Saama Capital raises $100 million in three funds

K Giriprakash Bengaluru | Updated on January 19, 2018 Published on January 25, 2016

VC firm has invested in four companies so far, including Paytm and Snapdeal

Venture capital firm Saama Capital India Advisers, which has invested in companies such as Snapdeal and Paytm, has raised about $100 million from two funds and from a partially-closed third fund.

Saama Capital raised about $54 million for its series A fund, about $26 million in the second round and the rest in the third series which is partially closed.

Managing partner and co-founder Ash Lilani told BusinessLine that through the third fund, the venture capital firm has invested in four companies so far.

These include LendingKart, Eazydiner, Veeba Foods and Jifflenow.

“Indian entrepreneurs are more daring and there is this trend to organise the unorganised sectors, which has resulted in a slew of start-ups in the country,” Lilani, an early pioneer of the Indian venture capital ecosystem, said.
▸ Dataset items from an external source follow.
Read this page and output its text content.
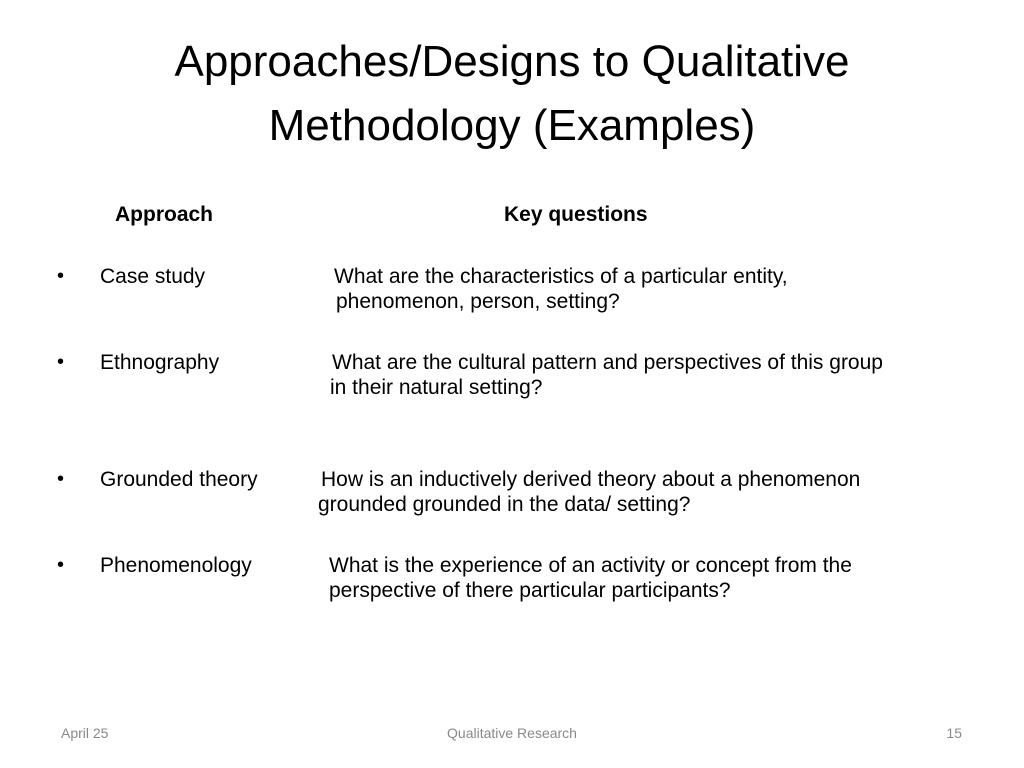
Approaches/Designs to Qualitative
Methodology (Examples)
Approach	Key questions
• Case study	What are the characteristics of a particular entity,
phenomenon, person, setting?
• Ethnography	What are the cultural pattern and perspectives of this group
in their natural setting?
• Grounded theory	How is an inductively derived theory about a phenomenon
grounded grounded in the data/ setting?
• Phenomenology	What is the experience of an activity or concept from the
perspective of there particular participants?
April 25	Qualitative Research	15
The first round was raised as part of the Silicon Valley Bank and the subsequent rounds as part of Saama Valley. Suresh Shanmugham, managing partner and co-founder of Saama Capital, pointed out that over the years, the quality of entrepreneurs from India has been getting better.

During the last 18 months, start-up valuations have been going up and “they have got ahead of fundamentals. There has to be a reset and (it) doesn’t mean that the company is not growing. It is just that how the growth is (being) valued at.”

Start-up sustenance

There are too many companies, subsidising a lot, attempting to change the behaviour of the consumers. “You can’t sustain that for long, especially when the capital market starts to get tighter with money into these companies.”

Sharma said companies don’t go out of business, but they run out of cash and hence those companies which survive on funding all the time need to build a sustainable business. “…or they can raise additional capital, and if they can’t do that, they need to find something else to do. Many of them shut shop.”

He said some of the big e-commerce companies in India will sustain themselves and “if they can’t raise additional funds, it will be difficult for the others because they are the leaders.”